The first 90 days of a new employee’s time at an organization can either be beneficial or detrimental. Those three months provide signs into whether the employer will work out, whether the employee will stay at that employer, or whether that employee will be productive. How do you know? Will the employee just come out and tell you? Are you good at reading people? The onboarding and training new employees receive is a critical component of how they will feel about their new employer.

Simplified On-boarding Employee Training

Your clues lie in the effectiveness of your onboarding employee training. Here are some interesting facts about new employees:

  • Close to 20 percent of turnover happens in an employee’s first forty-five days.
  • Twenty-five percent of millennials move on to a new job in their first twelve months.
  • Companies with a standardized on-boarding training experience see 54 percent more new hire productivity and 50 percent more retention.
  • Sixty-four percent of new employees who had a positive onboarding experience stay at their new company for approximately three years.

When you bring new employees into your organization, it gives you the opportunity to set your employees up for success.

While onboarding is not everyone’s first choice for an activity, or maybe even second, third, or fourth, there are some things you can do to make it painless. Remember, these new employees are your company’s unique talent. They are there to contribute to your company, to your bottom line, and to learn and grow professionally.

Let’s give on-boarding employee training more significance than we are.  Let’s see how to create painless on-boarding employee training.

Keep the Training Modules Short & Engaging

Keep the onboarding training short but engaging. A training that lasts one to two hours before the new employee can ask questions is too long. You need to see if the employee is grasping the material. If they can’t ask questions or otherwise engage, they may start tuning out.

You can incorporate hands-on skills, quizzes, or gamification into the on-boarding. This promotes employee engagement and understanding of the material. This gives the employer a chance to repeat any material that may not be understood at first by the employees.

Keeping employees engaged with interactive training material

Additionally, employees will more than likely retain the skills and concepts they’re learning if they can try them out. If you mix up the training to include active engagement, your employees will walk away with a better experience.

Keep It Flexible & Adaptive

Be flexible and adaptive in how you’re teaching and training. If you can see that you’re training methods aren’t useful (check for yawns and phone playing), have a backup plan. This should be part of your strategy.

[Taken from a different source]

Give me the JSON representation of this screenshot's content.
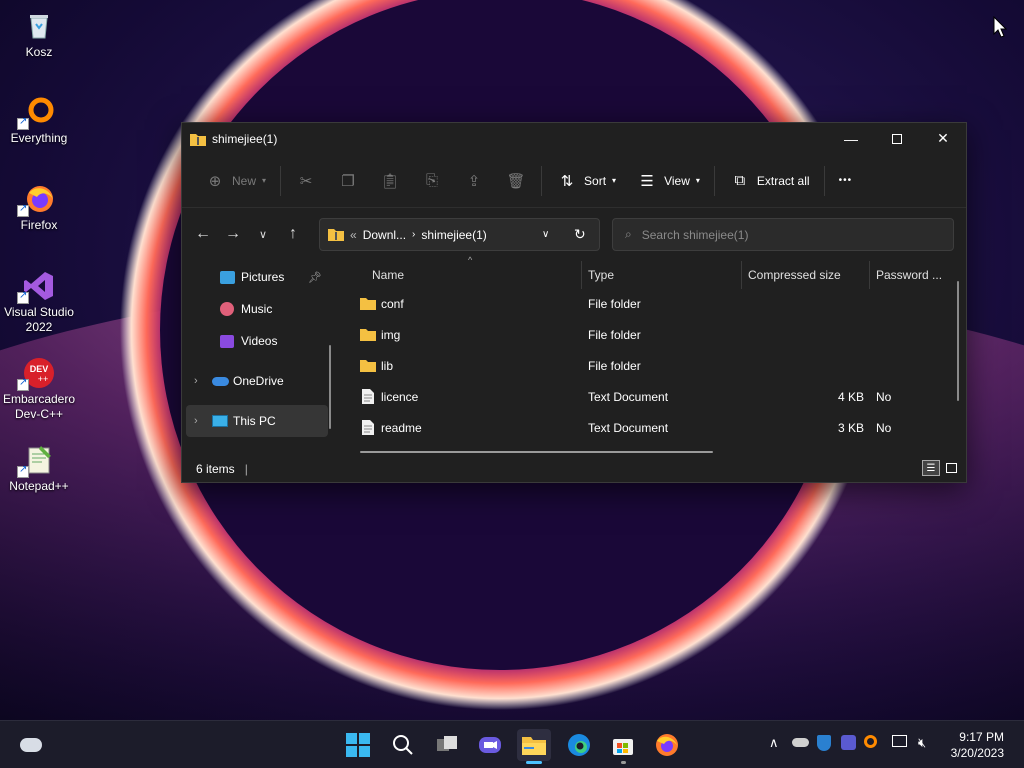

You need to be able to switch to another platform or type of training to capture the attention of your audience. Don’t continue to charge ahead merely because this is what you had planned, or worse, this is all you have.

Further, you need to adapt your training to the audience you have. You should plan for this ahead of time. You should know what type of employees will be attending each onboarding. Are they a certain age? Are they from a particular location? Are they from a specific department? Adapt your training to those employees. Although you may have certain policies and procedures that are standardized to all employees, adapt the remainder of your training to your audience.

Adapt to Different Learning Styles

People learn different ways. Some learn best visually, where others learn best by listening. Some learn best through a combination of learning styles. When you’re developing your onboarding training program, make it less painless for your audience by appealing to all learning styles. Incorporate a little of everything—visual, auditory, reading, and doing.

For example, create training materials that employees can refer to, such as a PowerPoint presentation. Include videos or infographics. Be sure to include quizzes or games so new employees can participate an interact in learning.

Don’t stop there. What age is your audience? Do you have Boomers or Millennials? Different generations learn differently. For example, fast-moving tech is a little too fast for certain Boomers (but not all). However, fast-moving tech is a way of life for Millennials. Put a bunch of Millennials in a large conference room for an 8-hour training with paper and see how far you get!

You need to look beyond comforts with technology between the generations though. What motivates each generation? How does each generation prefer to communicate? What are each generations strengths? What about weaknesses? Although these can often be generalizations, these generational insights can help you structure your training accordingly to best adapt to learning styles of each generation.

By examining generational traits and preferences, you can create a less painful onboarding process that will engage your employees, allow them to retain the material, and encourage them to apply these skills and concepts to their jobs. It’s a win-win.

Don’t Forget Follow-Up Training

Once onboarding training is over, make sure to offer your new employees on-going and follow-up training. Those first several days at a new job are a blur. New employees are completing onboarding, meeting their team, getting set up at their desk, and trying to find the bathroom and the coffee. Even if they were engaged in onboarding training, there’s a good chance they’ll need some follow-up training.

Follow-up training can help increase retention as well as reinforce critical concepts. It can identify weaknesses in learning and development and encourage new employees to embrace education and development on their own. It can build upon any core training the employee received at onboarding as well as keep employees up-to-date on any updates, internal or external.

All employee training and development is essential. Your onboarding training is critically important. Think of it as your opening act. This is your first opportunity (after your interview process) to make a significant impression on your new employees. You just went through a hiring process to bring these fine people into your organization, don’t back down now.

This is not only your time to shine, but it’s also your time to lay a solid foundation with your new employees so they’ll stay with you as productive, engaged employees. Take the time to structure a solid strategy to appeal to all of your new employees during onboarding. Doing so can create a painless process for your new team members.